先手は理想をいえば後手が3三に桂馬を跳ねている形で、先手は1歩得をしてから後手の桂頭を狙うような形がよかったのですが、桂馬を跳ねていない段階で▲3四角とするのはどの位の効果があるか分かっていませんでした。
▲5六角はソフトの4つの候補手に上がっていない手でしたが、思ったほど悪くはなっていなかったので少し意外でした。
ソフトの推奨手は▲5六角で▲5八金でした。
▲5八金△8三銀▲5六銀△3三桂で、ソフトの評価値+135で互角。

この手順は▲5八金として金を玉の守りに近づける手で普通の手です。
後手からいつでも△3九角のような手は気になりますが、いつまでも4九の金の形のままだと玉がやや薄いので堂々と上がります。

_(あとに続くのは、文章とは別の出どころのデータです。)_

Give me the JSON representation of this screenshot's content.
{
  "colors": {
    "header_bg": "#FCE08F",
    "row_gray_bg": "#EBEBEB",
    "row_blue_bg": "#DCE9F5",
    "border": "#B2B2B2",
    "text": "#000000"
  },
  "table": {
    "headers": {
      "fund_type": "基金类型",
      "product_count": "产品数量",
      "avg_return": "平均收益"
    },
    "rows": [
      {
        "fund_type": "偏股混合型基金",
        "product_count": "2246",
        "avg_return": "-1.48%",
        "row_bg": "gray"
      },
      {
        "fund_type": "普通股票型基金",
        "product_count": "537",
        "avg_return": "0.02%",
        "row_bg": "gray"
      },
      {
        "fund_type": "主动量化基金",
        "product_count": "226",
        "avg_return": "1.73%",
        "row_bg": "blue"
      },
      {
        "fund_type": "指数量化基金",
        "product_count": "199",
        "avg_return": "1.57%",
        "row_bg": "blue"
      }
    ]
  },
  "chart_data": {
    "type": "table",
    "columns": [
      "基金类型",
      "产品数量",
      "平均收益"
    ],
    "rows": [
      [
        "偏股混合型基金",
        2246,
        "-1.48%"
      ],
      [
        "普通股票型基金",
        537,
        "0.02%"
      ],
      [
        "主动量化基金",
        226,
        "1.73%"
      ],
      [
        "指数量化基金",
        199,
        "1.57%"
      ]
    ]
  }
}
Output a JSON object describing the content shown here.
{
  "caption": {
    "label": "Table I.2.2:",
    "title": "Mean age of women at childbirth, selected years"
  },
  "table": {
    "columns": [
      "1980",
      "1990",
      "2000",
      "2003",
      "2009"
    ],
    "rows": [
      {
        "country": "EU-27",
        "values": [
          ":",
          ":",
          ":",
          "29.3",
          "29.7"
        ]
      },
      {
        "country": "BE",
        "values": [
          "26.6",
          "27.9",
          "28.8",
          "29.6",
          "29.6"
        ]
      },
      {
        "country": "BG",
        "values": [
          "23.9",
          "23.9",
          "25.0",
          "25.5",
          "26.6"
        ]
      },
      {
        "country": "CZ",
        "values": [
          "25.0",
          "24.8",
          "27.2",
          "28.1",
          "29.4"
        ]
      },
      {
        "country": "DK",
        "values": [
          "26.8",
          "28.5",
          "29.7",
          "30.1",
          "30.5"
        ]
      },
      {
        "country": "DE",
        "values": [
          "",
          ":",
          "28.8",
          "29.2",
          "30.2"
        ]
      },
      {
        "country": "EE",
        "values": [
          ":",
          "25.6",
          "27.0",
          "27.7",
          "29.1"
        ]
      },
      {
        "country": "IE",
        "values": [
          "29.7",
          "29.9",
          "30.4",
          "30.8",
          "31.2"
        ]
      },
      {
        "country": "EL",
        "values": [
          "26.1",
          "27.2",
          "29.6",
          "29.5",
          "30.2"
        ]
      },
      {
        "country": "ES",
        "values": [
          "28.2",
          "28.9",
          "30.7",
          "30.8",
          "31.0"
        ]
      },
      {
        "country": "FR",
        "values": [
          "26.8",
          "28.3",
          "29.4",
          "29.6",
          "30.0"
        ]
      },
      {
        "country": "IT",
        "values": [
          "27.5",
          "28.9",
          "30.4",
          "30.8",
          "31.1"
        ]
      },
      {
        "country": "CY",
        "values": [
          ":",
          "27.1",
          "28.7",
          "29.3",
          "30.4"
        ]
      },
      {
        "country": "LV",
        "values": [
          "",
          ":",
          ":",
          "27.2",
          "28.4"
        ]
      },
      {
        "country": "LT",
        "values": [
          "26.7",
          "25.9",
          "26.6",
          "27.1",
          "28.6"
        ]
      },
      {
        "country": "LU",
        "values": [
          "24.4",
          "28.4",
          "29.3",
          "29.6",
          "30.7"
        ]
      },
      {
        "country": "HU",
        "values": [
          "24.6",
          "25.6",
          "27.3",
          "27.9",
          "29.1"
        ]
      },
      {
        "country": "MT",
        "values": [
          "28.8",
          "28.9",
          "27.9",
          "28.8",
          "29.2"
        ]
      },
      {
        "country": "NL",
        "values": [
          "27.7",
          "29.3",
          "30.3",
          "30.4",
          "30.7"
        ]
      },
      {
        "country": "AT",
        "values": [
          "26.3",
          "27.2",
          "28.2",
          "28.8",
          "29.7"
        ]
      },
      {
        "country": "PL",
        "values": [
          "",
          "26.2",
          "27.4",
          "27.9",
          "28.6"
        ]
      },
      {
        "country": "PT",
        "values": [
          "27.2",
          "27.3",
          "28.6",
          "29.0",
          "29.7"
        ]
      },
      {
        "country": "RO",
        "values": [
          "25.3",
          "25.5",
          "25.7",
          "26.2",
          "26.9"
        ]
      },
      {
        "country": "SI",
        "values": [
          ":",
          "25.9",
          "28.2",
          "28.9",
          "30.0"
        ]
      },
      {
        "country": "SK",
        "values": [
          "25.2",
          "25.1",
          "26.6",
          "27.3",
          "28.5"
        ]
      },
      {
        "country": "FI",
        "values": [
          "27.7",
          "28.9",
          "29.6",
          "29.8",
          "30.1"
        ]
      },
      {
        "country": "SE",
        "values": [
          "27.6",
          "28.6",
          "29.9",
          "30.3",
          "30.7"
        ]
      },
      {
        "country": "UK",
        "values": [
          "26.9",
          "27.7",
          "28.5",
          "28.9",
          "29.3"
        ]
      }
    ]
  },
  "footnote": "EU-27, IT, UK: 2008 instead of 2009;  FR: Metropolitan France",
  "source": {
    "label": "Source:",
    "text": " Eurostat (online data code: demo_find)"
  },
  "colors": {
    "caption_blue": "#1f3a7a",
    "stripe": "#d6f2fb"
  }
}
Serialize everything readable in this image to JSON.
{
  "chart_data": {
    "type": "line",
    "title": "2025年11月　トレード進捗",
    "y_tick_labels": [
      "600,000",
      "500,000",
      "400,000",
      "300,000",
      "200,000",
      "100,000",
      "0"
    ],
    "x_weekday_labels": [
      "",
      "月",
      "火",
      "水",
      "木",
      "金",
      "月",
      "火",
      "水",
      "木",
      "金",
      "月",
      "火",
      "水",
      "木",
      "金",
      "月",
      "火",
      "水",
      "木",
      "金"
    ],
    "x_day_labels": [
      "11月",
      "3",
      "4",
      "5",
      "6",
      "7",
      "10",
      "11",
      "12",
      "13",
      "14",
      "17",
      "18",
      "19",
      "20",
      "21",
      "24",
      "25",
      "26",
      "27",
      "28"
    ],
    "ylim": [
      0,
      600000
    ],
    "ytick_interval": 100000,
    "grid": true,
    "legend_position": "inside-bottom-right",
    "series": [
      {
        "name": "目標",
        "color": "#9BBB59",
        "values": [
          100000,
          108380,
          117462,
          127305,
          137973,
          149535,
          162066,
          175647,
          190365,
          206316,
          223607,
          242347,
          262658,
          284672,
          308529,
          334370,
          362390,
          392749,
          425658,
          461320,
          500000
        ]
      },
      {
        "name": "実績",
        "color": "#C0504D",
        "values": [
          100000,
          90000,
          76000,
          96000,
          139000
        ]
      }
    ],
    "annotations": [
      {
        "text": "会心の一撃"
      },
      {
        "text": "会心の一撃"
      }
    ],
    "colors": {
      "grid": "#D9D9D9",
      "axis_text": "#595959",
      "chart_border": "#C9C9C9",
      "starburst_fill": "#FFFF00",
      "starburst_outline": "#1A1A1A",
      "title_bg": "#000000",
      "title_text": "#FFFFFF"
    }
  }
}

以下△8三銀と銀冠を目指す手に▲5六銀が形のようです。
▲5六銀は次に▲4五銀から▲3四銀が狙いで、3四の歩を目標に動きます。
よって後手は△3三桂と跳ねて▲4五銀には△同桂の形で受けます。
先手はここから穴熊を目指します。
△3三桂以下▲6八金右△7二金▲1六歩△2一飛▲9八香△4二金▲9九玉△7三桂▲8八銀△4四銀▲3六歩△6四角▲4八飛△2五桂▲6五歩△5三角▲7九金△9二香▲4五歩△3三銀▲7八金寄△9一飛で、ソフトの評価値+146で互角。
この手順は少し長いですが、先手は穴熊にする手に対して、後手は▲3六歩を待ってから△6四角と先手の飛車の斜めのラインを狙う筋です。
▲4八飛と受けた手に△2五桂を歩得をする形で、以下先手は▲7八金寄と普通の穴熊にする形に対して、後手は△6四角と△7三桂と△9二香と△9一飛の形で9筋に狙いをしぼった形です。
9筋に駒が集中するのは先手からすると嫌な形ですが、以下▲4六角として△8五桂を跳ねさせない受けをしていい勝負のようです。
先手は矢倉に組んだら位を取るか、位が取れなかったら穴熊を目指す感じのようです。
矢倉から穴熊を目指すのが参考になった1局でした。